In March of 2014, a fire rendered Legault's home uninhabitable. Her homeowner's insurance policy with TD covered dwelling replacement costs, personal property, and additional living expenses, which included temporary accommodation costs. Her coverage totalled $642,000.
After initially staying in a hotel, Legault arranged to live in a house purportedly owned by an acquaintance, Wendy Ogden. However, it turned out that Ogden was merely renting the house. Legault claimed additional living expenses under the policy to cover her rent and, based on a signed four-month tenancy agreement, TD paid $20,000 to Ogden.
TD subsequently investigated the legitimacy of the payment after Ogden, for reasons unknown, reported that Legault did not actually reside at the house, and that Legault had access to the $20,000 in Ogden's TD account. TD eventually concluded that Legault had made false statements regarding her living expenses claim. Her policy incorporated the standard statutory conditions, including the following:
Fraud
7. A fraudulent or willful false statement in a statutory declaration in relation to any of the above particulars shall vitiate the claim of the person making the declaration.
TD denied her claim. Legault then sued TD, seeking $1 million in damages. In addition to the replacement value of her house and personal property destroyed in fire, she sought compensation for additional damage that occurred to the house while TD was performing its investigation. The property was eventually sold under power of sale proceedings. The trial court dismissed her action, finding that her fraudulent statements warranted the forfeiture of her coverage. TD successfully counter-sued Legault, with the court ordering her to pay damages as well as legal costs.
Appeal
Legault appealed the trial court's decision and the cost award, raising three main issues:
1. TD's Alleged Breach of Contract:
Legault argued that TD breached the insurance contract by failing to provide a proof of loss form within 60 days, failing to maintain her standard of living, not explaining the significance of an interim proof of loss, and conducting an inadequate investigation.
The Court of Appeal dismissed these arguments, noting that Legault's fraud nullified any obligation TD had under the policy and made the breach of contract allegations irrelevant.
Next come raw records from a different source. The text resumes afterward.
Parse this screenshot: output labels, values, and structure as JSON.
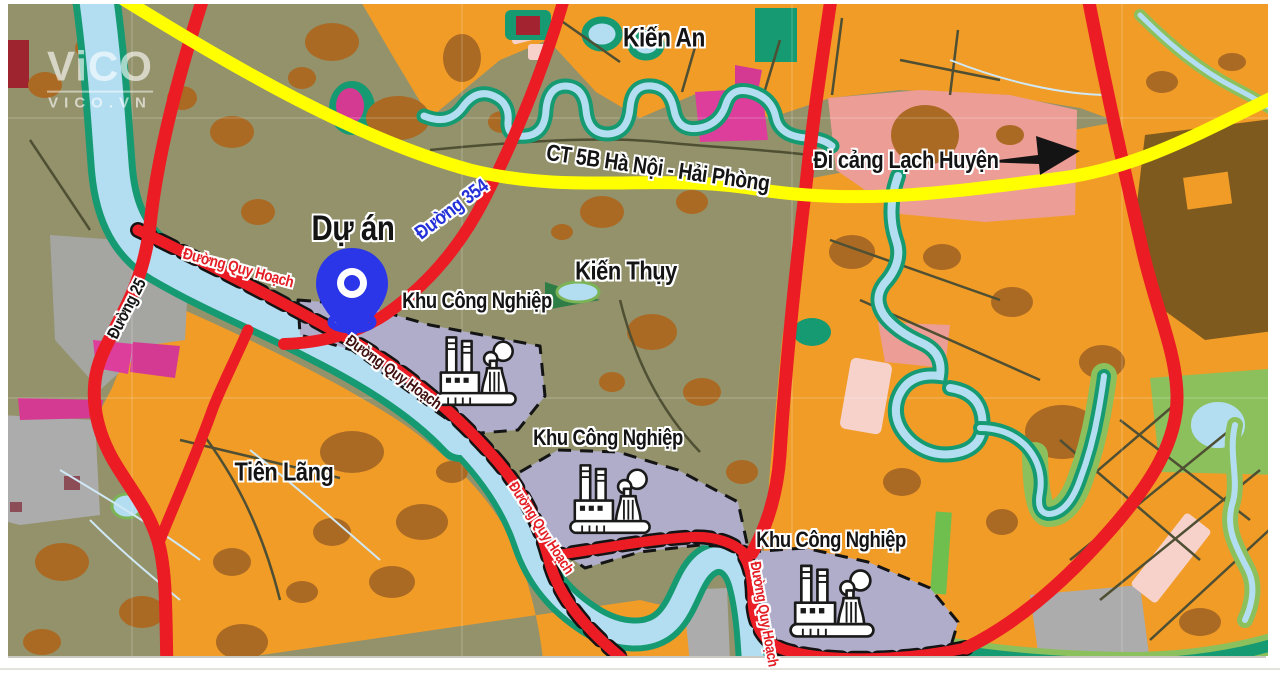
{
  "map": {
    "type": "planning-map",
    "logo": {
      "line1": "ViCO",
      "line2": "VICO.VN"
    },
    "colors": {
      "background_olive": "#93926B",
      "farmland_orange": "#F19C27",
      "patch_brown": "#AA6A23",
      "dark_brown": "#7E5A1E",
      "road_red": "#EC1C24",
      "highway_yellow": "#FFFF00",
      "river_blue": "#B3DEF2",
      "river_teal": "#169A72",
      "green_zone": "#8CC05C",
      "industrial_lavender": "#AFADCA",
      "urban_salmon": "#EC9D96",
      "magenta": "#D53A92",
      "bright_pink": "#DD3D9B",
      "light_pink": "#F6D2CB",
      "gray_zone": "#ACACAC",
      "maroon": "#8C4D57",
      "pin_blue": "#2B36E8",
      "label_blue": "#2430D8"
    },
    "icons": [
      {
        "name": "location-pin",
        "meaning": "project site marker"
      },
      {
        "name": "factory-icon",
        "meaning": "industrial park (Khu Công Nghiệp)"
      },
      {
        "name": "direction-arrow-icon",
        "meaning": "direction to Lạch Huyện port"
      }
    ],
    "labels": [
      {
        "id": "kien-an",
        "text": "Kiến An",
        "x": 664,
        "y": 38,
        "rot": 0,
        "color": "#141414",
        "size": 27
      },
      {
        "id": "ct5b",
        "text": "CT 5B Hà Nội - Hải Phòng",
        "x": 658,
        "y": 168,
        "rot": 8,
        "color": "#141414",
        "size": 23
      },
      {
        "id": "di-cang",
        "text": "Đi cảng Lạch Huyện",
        "x": 906,
        "y": 161,
        "rot": 0,
        "color": "#141414",
        "size": 24
      },
      {
        "id": "du-an",
        "text": "Dự án",
        "x": 353,
        "y": 229,
        "rot": 0,
        "color": "#141414",
        "size": 35
      },
      {
        "id": "duong-354",
        "text": "Đường 354",
        "x": 452,
        "y": 210,
        "rot": -37,
        "color": "#2430D8",
        "size": 20
      },
      {
        "id": "duong-25",
        "text": "Đường 25",
        "x": 127,
        "y": 309,
        "rot": -63,
        "color": "#141414",
        "size": 17
      },
      {
        "id": "qh-1",
        "text": "Đường Quy Hoạch",
        "x": 238,
        "y": 269,
        "rot": 15,
        "color": "#E31E25",
        "size": 16
      },
      {
        "id": "qh-2",
        "text": "Đường Quy Hoạch",
        "x": 393,
        "y": 373,
        "rot": 36,
        "color": "#401010",
        "size": 16
      },
      {
        "id": "qh-3",
        "text": "Đường Quy Hoạch",
        "x": 541,
        "y": 528,
        "rot": 57,
        "color": "#E31E25",
        "size": 15
      },
      {
        "id": "qh-4",
        "text": "Đường Quy Hoạch",
        "x": 764,
        "y": 614,
        "rot": 80,
        "color": "#E31E25",
        "size": 15
      },
      {
        "id": "kien-thuy",
        "text": "Kiến Thụy",
        "x": 626,
        "y": 271,
        "rot": 0,
        "color": "#141414",
        "size": 26
      },
      {
        "id": "kcn-1",
        "text": "Khu Công Nghiệp",
        "x": 477,
        "y": 301,
        "rot": 0,
        "color": "#141414",
        "size": 22
      },
      {
        "id": "kcn-2",
        "text": "Khu Công Nghiệp",
        "x": 608,
        "y": 438,
        "rot": 0,
        "color": "#141414",
        "size": 22
      },
      {
        "id": "kcn-3",
        "text": "Khu Công Nghiệp",
        "x": 831,
        "y": 540,
        "rot": 0,
        "color": "#141414",
        "size": 22
      },
      {
        "id": "tien-lang",
        "text": "Tiên Lãng",
        "x": 284,
        "y": 472,
        "rot": 0,
        "color": "#141414",
        "size": 26
      }
    ]
  }
}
The court found no error in the trial judge's decision.
2. Admission of Professional Witness Testimony:
Legault contended that the trial judge erred by allowing testimony from two professional witnesses paid by TD – an investigator and an independent insurance adjuster. She argued that these payments created a bias and that "the promise of money is a direct invitation to fabrication" (para 29). However, the Court of Appeal upheld the trial judge's decision, noting that the judge carefully considered the circumstances and found no issue with the witnesses being compensated for their time: "in non-criminal cases specifically, it is acceptable to receive testimony from such witnesses where it is reasonable in the circumstances" (para 31).
3. Cost Award:
Legault challenged the trial judge's cost award, arguing that the costs were excessively high due to the "novelty" of the case. In fact, the trial judge had referred to the case as "novel" as "the question of whether a willfully false statement in respect of [additional living expenses], if proven, will vitiate an insured's right to recover all benefits claimed under a homeowner's insurance policy" had not been considered in any reported case.
The Court of Appeal found no error in the trial judge's discretion regarding costs and concluded that the threshold for appealing the cost award was not met.
Conclusion
The Court of Appeal dismissed Legault's appeal and upheld the trial judge's decisions on all of the issues. TD was also awarded $15,000 in appeal costs.
The key takeaway from the case is that fraudulent actions by an insured can lead to the forfeiture of coverage. While the burden of proof to establish fraud rests with insurer, courts will generally uphold such findings if well supported by evidence. Despite being the underdog in this case, Legault found no sympathy in the Court of Appeal.
Clients should be advised never to mislead their insurer, even with respect to facts or funds that they may view as inconsequential. Though $20,000 was a modest amount relative to the scope of Ms. Legault's coverage, fraud nullified her policy, repealed any sympathy from the court and ultimately ended up costing her far more than she gained through her deceit.